About Me

Fedly Daniel is a Haitian-born, New York-based multidisciplinary artist working across performance, music, writing, and photography. His practice integrates original composition, text, and embodied performance to explore identity, memory, and the lived experience of navigating illness, migration, and selfhood.

Born in Haiti, Fedly moved to the United States at 17, joining his mother who had been living and working in New York as a nurse. His family of six shared a one-bedroom apartment in Brooklyn, where creativity became a constant presence—music, storytelling, and performance were part of everyday life. This early experience of migration, closeness, and adaptation continues to shape his artistic voice and his interest in how identity is formed and transformed over time.

Fedly’s artistic foundation is rooted in theater. He is a Meisner-trained actor and a graduate of the two-year program at the Ted Bardy Acting Studio, and later completed an apprenticeship at The Barrow Group. His performance work spans theater, film, and devised work, with credits including collaborations with Target Margin Theater, Concrete Timbre, and productions at The Chain Theatre.
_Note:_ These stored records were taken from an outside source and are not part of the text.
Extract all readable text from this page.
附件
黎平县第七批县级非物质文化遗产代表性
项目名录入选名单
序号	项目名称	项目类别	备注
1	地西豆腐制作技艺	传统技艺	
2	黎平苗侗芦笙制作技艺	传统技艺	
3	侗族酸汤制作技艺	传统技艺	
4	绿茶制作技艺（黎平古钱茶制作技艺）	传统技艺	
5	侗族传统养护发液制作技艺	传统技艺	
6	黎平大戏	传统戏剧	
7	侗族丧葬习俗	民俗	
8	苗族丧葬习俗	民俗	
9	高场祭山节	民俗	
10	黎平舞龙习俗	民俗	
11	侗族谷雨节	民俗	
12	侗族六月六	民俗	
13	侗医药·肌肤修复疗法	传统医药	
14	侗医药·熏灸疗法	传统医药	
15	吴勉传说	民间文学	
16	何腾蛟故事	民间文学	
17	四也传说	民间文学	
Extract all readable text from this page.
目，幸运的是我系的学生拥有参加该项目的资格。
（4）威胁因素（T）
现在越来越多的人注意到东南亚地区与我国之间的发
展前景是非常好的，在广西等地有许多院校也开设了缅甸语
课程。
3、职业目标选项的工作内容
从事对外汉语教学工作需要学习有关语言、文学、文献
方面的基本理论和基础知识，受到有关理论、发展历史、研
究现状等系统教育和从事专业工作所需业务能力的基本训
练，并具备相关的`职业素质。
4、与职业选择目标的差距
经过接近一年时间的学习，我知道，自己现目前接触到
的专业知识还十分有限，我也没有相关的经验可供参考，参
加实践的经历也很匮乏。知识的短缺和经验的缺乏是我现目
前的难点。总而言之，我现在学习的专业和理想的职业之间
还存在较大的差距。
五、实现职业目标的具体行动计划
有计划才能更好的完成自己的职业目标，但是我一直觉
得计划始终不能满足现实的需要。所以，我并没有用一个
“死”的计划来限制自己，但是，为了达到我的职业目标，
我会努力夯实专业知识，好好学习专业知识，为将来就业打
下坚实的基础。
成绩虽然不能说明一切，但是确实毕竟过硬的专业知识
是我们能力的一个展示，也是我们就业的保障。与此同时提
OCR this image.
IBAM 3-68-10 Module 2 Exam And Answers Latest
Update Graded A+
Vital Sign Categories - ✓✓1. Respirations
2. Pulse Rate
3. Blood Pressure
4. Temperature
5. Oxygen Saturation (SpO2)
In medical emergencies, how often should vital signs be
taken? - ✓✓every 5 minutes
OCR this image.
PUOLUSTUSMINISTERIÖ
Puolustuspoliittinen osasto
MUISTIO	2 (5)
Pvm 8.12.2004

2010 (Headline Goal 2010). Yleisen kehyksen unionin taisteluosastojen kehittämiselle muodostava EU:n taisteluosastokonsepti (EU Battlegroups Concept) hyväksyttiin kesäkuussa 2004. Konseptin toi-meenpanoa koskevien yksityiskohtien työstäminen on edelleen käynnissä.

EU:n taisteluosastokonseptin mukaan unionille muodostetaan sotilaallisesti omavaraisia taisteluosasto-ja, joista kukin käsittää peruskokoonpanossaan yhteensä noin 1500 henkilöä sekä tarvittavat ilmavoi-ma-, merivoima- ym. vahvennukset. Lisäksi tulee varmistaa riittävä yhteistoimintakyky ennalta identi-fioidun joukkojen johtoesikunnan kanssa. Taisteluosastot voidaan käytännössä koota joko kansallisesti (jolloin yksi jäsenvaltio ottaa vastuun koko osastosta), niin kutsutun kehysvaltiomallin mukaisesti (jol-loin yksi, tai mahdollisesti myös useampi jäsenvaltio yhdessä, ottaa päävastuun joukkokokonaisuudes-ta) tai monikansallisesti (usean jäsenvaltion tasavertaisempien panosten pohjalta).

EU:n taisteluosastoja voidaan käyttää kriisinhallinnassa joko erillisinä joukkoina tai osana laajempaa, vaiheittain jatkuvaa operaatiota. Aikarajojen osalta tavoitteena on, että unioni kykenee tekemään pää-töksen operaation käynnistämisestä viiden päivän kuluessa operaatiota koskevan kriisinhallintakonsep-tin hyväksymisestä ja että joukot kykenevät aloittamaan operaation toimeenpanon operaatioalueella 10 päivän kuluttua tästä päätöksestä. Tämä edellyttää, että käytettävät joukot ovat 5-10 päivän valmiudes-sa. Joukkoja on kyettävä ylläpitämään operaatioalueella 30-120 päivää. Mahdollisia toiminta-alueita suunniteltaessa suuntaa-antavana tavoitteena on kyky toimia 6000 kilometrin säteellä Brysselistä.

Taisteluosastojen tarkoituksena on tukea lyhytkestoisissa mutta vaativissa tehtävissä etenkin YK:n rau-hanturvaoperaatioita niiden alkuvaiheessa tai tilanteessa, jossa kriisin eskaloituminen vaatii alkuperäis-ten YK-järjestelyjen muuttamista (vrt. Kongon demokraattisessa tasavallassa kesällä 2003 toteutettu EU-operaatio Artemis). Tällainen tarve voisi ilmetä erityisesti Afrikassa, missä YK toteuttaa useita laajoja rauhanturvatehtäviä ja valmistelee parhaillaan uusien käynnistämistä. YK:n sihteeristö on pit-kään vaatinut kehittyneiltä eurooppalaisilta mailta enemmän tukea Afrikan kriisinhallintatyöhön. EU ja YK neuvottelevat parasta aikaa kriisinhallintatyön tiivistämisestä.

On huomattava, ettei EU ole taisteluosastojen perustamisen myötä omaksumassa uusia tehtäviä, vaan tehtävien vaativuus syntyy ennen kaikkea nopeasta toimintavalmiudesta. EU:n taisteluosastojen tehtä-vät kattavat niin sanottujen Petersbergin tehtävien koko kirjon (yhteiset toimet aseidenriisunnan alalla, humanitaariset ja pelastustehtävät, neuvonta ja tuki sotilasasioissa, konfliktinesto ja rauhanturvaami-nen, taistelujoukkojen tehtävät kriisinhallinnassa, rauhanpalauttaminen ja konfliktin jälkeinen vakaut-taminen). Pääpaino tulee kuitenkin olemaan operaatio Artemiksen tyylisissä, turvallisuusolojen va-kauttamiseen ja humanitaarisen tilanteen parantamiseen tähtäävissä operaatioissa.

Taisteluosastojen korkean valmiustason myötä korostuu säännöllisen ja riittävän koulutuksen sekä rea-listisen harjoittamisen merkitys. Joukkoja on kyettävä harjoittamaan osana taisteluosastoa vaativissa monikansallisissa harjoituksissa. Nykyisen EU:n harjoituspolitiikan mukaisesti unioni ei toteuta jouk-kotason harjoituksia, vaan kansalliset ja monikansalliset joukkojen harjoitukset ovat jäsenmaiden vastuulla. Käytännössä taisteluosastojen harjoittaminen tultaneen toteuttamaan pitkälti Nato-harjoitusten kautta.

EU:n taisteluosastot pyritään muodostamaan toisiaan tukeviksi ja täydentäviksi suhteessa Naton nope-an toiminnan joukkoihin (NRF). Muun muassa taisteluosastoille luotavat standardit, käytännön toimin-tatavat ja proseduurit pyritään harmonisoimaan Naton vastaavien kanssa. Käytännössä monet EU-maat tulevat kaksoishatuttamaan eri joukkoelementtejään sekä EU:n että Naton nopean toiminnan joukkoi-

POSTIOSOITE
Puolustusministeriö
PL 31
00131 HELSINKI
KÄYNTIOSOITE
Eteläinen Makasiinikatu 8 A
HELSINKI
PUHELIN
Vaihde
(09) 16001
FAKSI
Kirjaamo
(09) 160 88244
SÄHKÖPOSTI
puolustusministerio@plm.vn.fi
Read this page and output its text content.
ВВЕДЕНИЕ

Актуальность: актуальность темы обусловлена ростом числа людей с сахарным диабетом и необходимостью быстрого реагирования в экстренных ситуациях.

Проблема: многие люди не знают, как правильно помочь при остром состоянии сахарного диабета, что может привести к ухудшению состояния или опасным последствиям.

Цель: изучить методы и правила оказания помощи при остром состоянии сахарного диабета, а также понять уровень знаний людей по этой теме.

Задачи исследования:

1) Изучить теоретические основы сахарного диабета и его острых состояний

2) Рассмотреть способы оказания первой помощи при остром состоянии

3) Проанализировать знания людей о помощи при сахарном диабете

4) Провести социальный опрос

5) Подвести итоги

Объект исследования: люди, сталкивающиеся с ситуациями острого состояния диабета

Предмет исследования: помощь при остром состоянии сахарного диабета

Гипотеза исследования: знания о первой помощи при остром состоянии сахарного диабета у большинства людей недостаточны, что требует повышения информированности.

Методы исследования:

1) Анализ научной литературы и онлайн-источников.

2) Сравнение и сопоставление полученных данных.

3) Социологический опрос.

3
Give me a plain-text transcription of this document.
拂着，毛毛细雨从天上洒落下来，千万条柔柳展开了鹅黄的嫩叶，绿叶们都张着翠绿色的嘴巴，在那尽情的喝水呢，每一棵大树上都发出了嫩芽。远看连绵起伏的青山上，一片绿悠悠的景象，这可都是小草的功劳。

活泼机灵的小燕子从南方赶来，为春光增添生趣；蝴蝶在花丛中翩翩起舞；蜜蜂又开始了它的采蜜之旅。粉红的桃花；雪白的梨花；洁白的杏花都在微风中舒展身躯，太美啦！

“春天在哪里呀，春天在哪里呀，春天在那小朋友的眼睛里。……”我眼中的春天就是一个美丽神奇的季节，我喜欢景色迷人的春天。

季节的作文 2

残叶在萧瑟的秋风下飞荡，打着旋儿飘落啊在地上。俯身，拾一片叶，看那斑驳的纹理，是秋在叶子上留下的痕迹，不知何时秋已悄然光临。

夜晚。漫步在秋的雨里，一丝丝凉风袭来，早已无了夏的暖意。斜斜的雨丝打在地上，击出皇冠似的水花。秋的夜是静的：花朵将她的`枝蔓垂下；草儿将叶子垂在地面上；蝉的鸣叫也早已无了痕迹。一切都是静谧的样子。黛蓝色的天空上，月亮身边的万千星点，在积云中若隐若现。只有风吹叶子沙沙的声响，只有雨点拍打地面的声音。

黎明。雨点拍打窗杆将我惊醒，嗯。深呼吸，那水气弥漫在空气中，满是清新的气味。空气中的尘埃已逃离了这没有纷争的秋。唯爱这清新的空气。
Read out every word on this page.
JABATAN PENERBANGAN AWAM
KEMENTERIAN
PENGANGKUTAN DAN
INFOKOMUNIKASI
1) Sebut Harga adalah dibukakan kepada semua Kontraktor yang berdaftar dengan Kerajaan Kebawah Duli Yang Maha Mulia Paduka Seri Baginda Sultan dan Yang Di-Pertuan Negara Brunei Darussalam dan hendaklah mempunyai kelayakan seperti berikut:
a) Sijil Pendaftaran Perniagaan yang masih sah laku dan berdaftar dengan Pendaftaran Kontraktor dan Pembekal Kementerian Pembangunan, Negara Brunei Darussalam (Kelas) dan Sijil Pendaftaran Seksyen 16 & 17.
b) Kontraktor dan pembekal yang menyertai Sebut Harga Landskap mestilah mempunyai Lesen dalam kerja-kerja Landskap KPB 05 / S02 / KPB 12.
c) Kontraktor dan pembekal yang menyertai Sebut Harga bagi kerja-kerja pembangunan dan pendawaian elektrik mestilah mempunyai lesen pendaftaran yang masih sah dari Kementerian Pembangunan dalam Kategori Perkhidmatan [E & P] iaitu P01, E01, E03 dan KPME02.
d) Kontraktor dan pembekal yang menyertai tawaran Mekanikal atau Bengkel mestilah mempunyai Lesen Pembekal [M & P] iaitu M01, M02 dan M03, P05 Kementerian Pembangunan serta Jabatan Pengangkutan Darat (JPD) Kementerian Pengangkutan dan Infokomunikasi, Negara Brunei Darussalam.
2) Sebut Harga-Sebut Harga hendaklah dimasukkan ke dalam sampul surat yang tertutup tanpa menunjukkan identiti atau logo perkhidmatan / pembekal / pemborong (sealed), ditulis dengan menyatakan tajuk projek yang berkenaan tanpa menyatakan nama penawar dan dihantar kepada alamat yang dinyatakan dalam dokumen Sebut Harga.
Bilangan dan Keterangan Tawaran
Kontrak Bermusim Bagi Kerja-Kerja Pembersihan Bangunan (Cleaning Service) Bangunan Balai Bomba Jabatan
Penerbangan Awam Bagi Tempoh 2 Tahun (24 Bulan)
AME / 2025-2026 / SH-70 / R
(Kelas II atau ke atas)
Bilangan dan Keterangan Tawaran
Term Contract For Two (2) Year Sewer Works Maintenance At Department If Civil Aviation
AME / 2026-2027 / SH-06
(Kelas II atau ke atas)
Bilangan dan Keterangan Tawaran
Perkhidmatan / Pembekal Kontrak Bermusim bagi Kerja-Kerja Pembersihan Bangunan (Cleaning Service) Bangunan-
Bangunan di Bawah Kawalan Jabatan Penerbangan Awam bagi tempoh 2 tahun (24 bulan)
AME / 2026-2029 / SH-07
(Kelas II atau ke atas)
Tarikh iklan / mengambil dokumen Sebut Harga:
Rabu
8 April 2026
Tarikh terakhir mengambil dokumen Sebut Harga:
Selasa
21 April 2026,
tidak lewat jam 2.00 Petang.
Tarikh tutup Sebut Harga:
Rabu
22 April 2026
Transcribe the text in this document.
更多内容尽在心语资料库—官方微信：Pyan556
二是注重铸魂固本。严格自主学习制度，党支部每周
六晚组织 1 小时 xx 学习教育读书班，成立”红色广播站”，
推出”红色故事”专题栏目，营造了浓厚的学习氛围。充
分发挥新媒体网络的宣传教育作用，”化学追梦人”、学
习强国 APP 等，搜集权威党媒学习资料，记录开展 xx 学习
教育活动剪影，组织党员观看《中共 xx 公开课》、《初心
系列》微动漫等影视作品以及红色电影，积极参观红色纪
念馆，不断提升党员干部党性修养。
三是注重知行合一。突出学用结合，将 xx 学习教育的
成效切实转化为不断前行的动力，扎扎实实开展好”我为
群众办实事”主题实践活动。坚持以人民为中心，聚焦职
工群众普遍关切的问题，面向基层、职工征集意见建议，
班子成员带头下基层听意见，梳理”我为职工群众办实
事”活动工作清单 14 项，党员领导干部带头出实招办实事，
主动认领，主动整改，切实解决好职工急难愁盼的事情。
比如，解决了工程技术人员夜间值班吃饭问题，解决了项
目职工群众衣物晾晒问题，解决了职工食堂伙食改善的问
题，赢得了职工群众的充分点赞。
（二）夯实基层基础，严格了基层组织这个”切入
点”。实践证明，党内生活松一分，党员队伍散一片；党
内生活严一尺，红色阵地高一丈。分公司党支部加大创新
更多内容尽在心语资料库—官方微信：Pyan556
Alongside his work as an actor, Fedly is a musician, producer, and multi-instrumentalist. As part of the Hip-Hop duo PHNTMSKY (NDNI), he wrote, produced, and performed original music characterized by layered vocals and textured, emotionally-driven sound. Music continues to be central to his practice—not as a separate discipline, but as a structural and expressive language that informs his performance work.

His current work expands into writing and devised performance, including playwriting and screenwriting, with a focus on nonlinear storytelling shaped by lived experience. As an acting coach and teaching artist at the Ted Bardy Acting Studio, he also works with actors on presence, emotional availability, and process-based performance techniques.

He is developing a solo performance work that integrates music, text, and physical performance to explore long COVID, identity fragmentation, and the process of returning to oneself over time. Influenced by his experience with ADHD, his work embraces nonlinear structure, repetition, and shifts in attention as compositional tools.

As a Haitian immigrant who became a U.S. citizen in recent years, Fedly’s work is also informed by the broader social and political realities shaping immigrant communities. His practice brings together personal, cultural, and systemic narratives, creating space for complexity, disorientation, and ongoing transformation.

Across all forms, his work seeks not to resolve, but to hold space—for what is fractured, evolving, and still becoming.